Während es für die linke Seite mit Felix Agu und Park Optionen gibt, sind die Fragezeichen beim Thema Rechtsverteidiger größer. Leih-Rückkehr Simon Straudi hat wohl keine Zukunft beim SVW, der etatmäßige Mittelfeldspieler Jean-Manuel Mbom war beim Test-Remis gegen Zenit erste Wahl auf ungewohnter Position. Hier muss Werder noch nachbessern!

Hinzu kommt, dass auch Mbom selbst umworben ist. Die Bild berichtete im Juni von zwei "reizvollen" Angeboten, die eingetrudelt seien.
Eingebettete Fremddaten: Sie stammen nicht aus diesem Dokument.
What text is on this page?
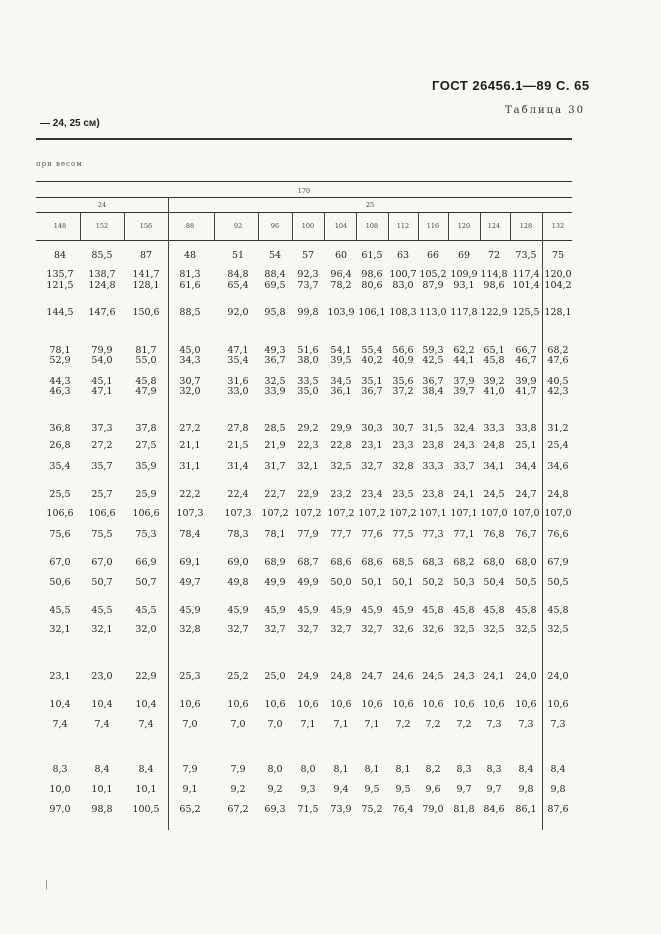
ГОСТ 26456.1—89 С. 65
Таблица 30
— 24, 25 см)
при весом
170
24	25
148	152	156	88	92	96	100	104	108	112	116	120	124	128	132
84	85,5	87	48	51	54 57 60 61,5 63 66 69 72 73,5 75
135,7 138,7 141,7 81,3	84,8 88,4 92,3 96,4 98,6 100,7 105,2 109,9 114,8 117,4 120,0
121,5 124,8 128,1 61,6	65,4 69,5 73,7 78,2 80,6 83,0 87,9 93,1 98,6 101,4 104,2
144,5 147,6 150,6 88,5	92,0 95,8 99,8 103,9 106,1 108,3 113,0 117,8 122,9 125,5 128,1
78,1 79,9 81,7 45,0	47,1 49,3 51,6 54,1 55,4 56,6 59,3 62,2 65,1 66,7 68,2
52,9 54,0 55,0 34,3	35,4 36,7 38,0 39,5 40,2 40,9 42,5 44,1 45,8 46,7 47,6
44,3 45,1 45,8 30,7	31,6 32,5 33,5 34,5 35,1 35,6 36,7 37,9 39,2 39,9 40,5
46,3 47,1 47,9 32,0	33,0 33,9 35,0 36,1 36,7 37,2 38,4 39,7 41,0 41,7 42,3
36,8 37,3 37,8 27,2	27,8 28,5 29,2 29,9 30,3 30,7 31,5 32,4 33,3 33,8 31,2
26,8 27,2 27,5 21,1	21,5 21,9 22,3 22,8 23,1 23,3 23,8 24,3 24,8 25,1 25,4
35,4 35,7 35,9 31,1	31,4 31,7 32,1 32,5 32,7 32,8 33,3 33,7 34,1 34,4 34,6
25,5 25,7 25,9 22,2	22,4 22,7 22,9 23,2 23,4 23,5 23,8 24,1 24,5 24,7 24,8
106,6 106,6 106,6 107,3 107,3 107,2 107,2 107,2 107,2 107,2 107,1 107,1 107,0 107,0 107,0
75,6 75,5 75,3 78,4	78,3 78,1 77,9 77,7 77,6 77,5 77,3 77,1 76,8 76,7 76,6
67,0 67,0 66,9 69,1	69,0 68,9 68,7 68,6 68,6 68,5 68,3 68,2 68,0 68,0 67,9
50,6 50,7 50,7 49,7	49,8 49,9 49,9 50,0 50,1 50,1 50,2 50,3 50,4 50,5 50,5
45,5 45,5 45,5 45,9	45,9 45,9 45,9 45,9 45,9 45,9 45,8 45,8 45,8 45,8 45,8
32,1 32,1 32,0 32,8	32,7 32,7 32,7 32,7 32,7 32,6 32,6 32,5 32,5 32,5 32,5
23,1 23,0 22,9 25,3	25,2 25,0 24,9 24,8 24,7 24,6 24,5 24,3 24,1 24,0 24,0
10,4 10,4 10,4 10,6	10,6 10,6 10,6 10,6 10,6 10,6 10,6 10,6 10,6 10,6 10,6
7,4	7,4	7,4	7,0	7,0 7,0 7,1 7,1 7,1 7,2 7,2 7,2 7,3 7,3 7,3
8,3	8,4	8,4	7,9	7,9 8,0 8,0 8,1 8,1 8,1 8,2 8,3 8,3 8,4 8,4
10,0 10,1 10,1	9,1	9,2 9,2 9,3 9,4 9,5 9,5 9,6 9,7 9,7 9,8 9,8
97,0 98,8 100,5 65,2	67,2 69,3 71,5 73,9 75,2 76,4 79,0 81,8 84,6 86,1 87,6
|
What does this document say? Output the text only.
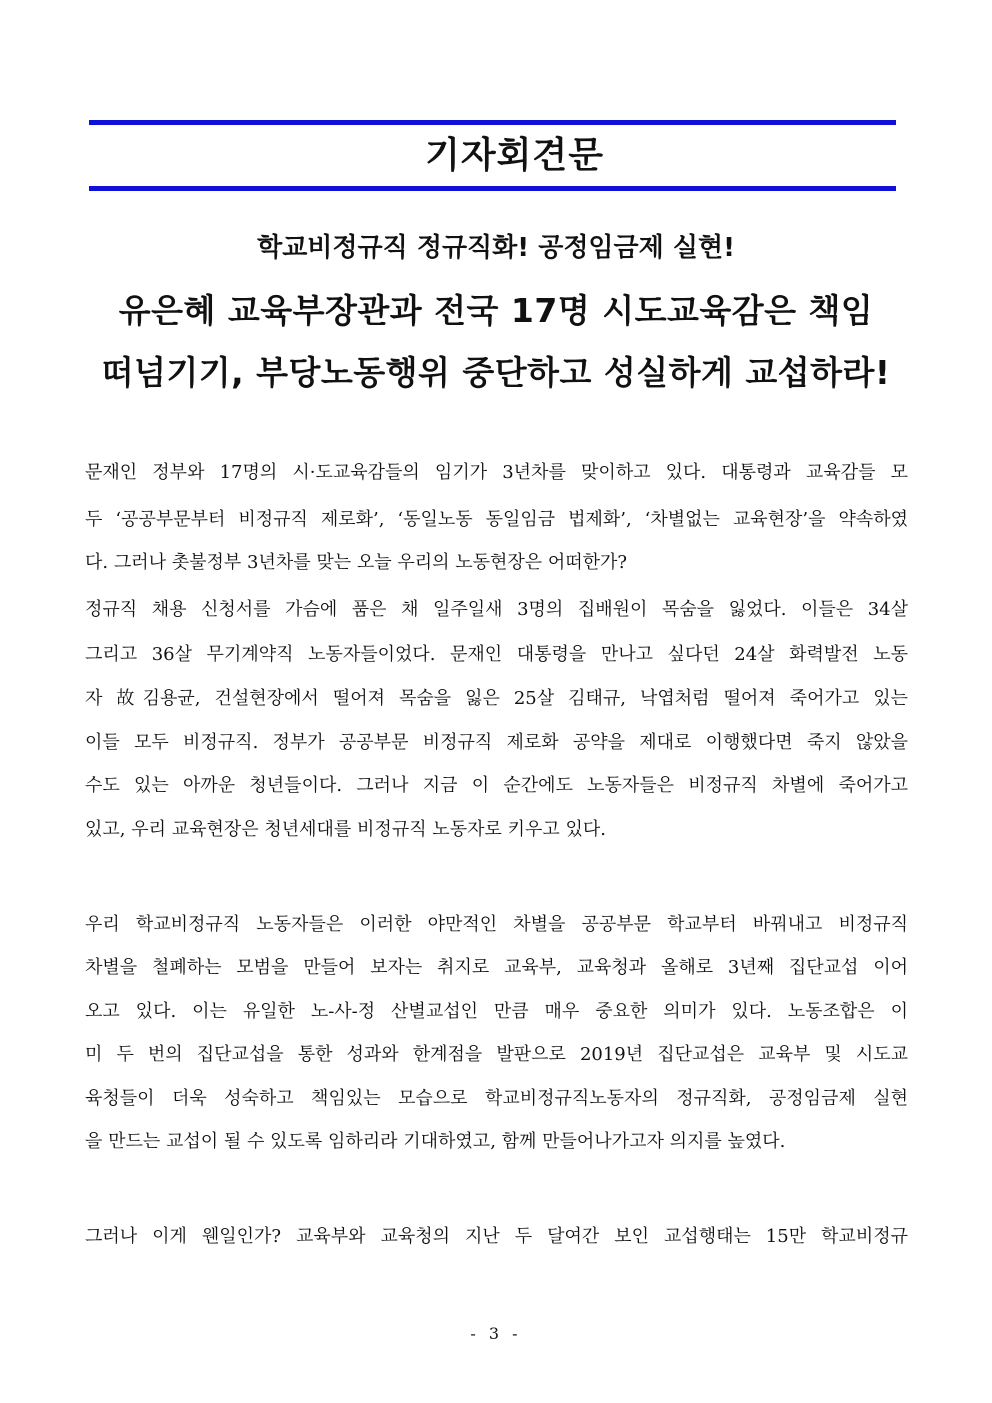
기자회견문
학교비정규직 정규직화! 공정임금제 실현!
유은혜 교육부장관과 전국 17명 시도교육감은 책임
떠넘기기, 부당노동행위 중단하고 성실하게 교섭하라!
문재인 정부와 17명의 시·도교육감들의 임기가 3년차를 맞이하고 있다. 대통령과 교육감들 모
두 ‘공공부문부터 비정규직 제로화’, ‘동일노동 동일임금 법제화’, ‘차별없는 교육현장’을 약속하였
다. 그러나 촛불정부 3년차를 맞는 오늘 우리의 노동현장은 어떠한가?
정규직 채용 신청서를 가슴에 품은 채 일주일새 3명의 집배원이 목숨을 잃었다. 이들은 34살
그리고 36살 무기계약직 노동자들이었다. 문재인 대통령을 만나고 싶다던 24살 화력발전 노동
자 故김용균, 건설현장에서 떨어져 목숨을 잃은 25살 김태규, 낙엽처럼 떨어져 죽어가고 있는
이들 모두 비정규직. 정부가 공공부문 비정규직 제로화 공약을 제대로 이행했다면 죽지 않았을
수도 있는 아까운 청년들이다. 그러나 지금 이 순간에도 노동자들은 비정규직 차별에 죽어가고
있고, 우리 교육현장은 청년세대를 비정규직 노동자로 키우고 있다.
우리 학교비정규직 노동자들은 이러한 야만적인 차별을 공공부문 학교부터 바꿔내고 비정규직
차별을 철폐하는 모범을 만들어 보자는 취지로 교육부, 교육청과 올해로 3년째 집단교섭 이어
오고 있다. 이는 유일한 노-사-정 산별교섭인 만큼 매우 중요한 의미가 있다. 노동조합은 이
미 두 번의 집단교섭을 통한 성과와 한계점을 발판으로 2019년 집단교섭은 교육부 및 시도교
육청들이 더욱 성숙하고 책임있는 모습으로 학교비정규직노동자의 정규직화, 공정임금제 실현
을 만드는 교섭이 될 수 있도록 임하리라 기대하였고, 함께 만들어나가고자 의지를 높였다.
그러나 이게 웬일인가? 교육부와 교육청의 지난 두 달여간 보인 교섭행태는 15만 학교비정규
- 3 -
Dabei soll es sich um ein Team aus der Premier League handeln sowie eines, welches in der vergangenen Saison an der Europa League teilnahm.

Da die Angebote im Bereich von zwei Millionen Euro jedoch nicht den Vorstellungen der Bremer entsprachen und Mbom als einer der Bausteine einer möglichen Aufstiegsmannschaft angesehen wird (21 BL-Einsätze 20/21), ist ein Verbleib des 21-Jährigen gut vorstellbar - zumal sich die Gerüchte in den vergangenen Wochen nicht erhärtet haben.

Werder Bremen in der Kaderanalyse - Mittelfeld

  • Personal: Christian Groß (Vertrag bis 2022), Ilia Gruev (bis 2023), Thore Jacobsen (bis 2022), Maximilian Eggestein (bis 2023), Kevin Möhwald (bis 2022), Jean Manuel Mbom (bis 2023), Leonardo Bittencourt (bis 2024), Romano Schmid (bis 2023), Niklas Schmidt (bis 2022)
  • Fragezeichen: Eggestein, Bittencourt, Mbom
  • Kandidaten: Fredrik Aursnes
  • Situation: Ob 4-1-4-1, 4-3-3 oder 4-2-3-1 - Anfang baut in der Regel auf ein spielstarkes und dominantes Mittelfeld und einen mutigen Spielstil. Hierfür steht nach aktuellem Stand ein in Anbetracht der Spielklasse sehr gut besetzter Kader zur Verfügung, der sich jedoch wie in der Defensive noch verändern wird.

"Jeder in Bremen weiß, dass es eine außergewöhnliche Situation ist. Die habe ich in der Form auch noch nicht erlebt", sagte Anfang angesichts der unklaren Situation auf dem Transfermarkt und deutete an, dass der finale Kader wohl erst im Laufe des August stehen wird. "Wir arbeiten damit, wir sehen darin auch unsere Chance. Junge Spieler, die bis dato weniger gespielt haben, bekommen Spielzeit und können sich empfehlen."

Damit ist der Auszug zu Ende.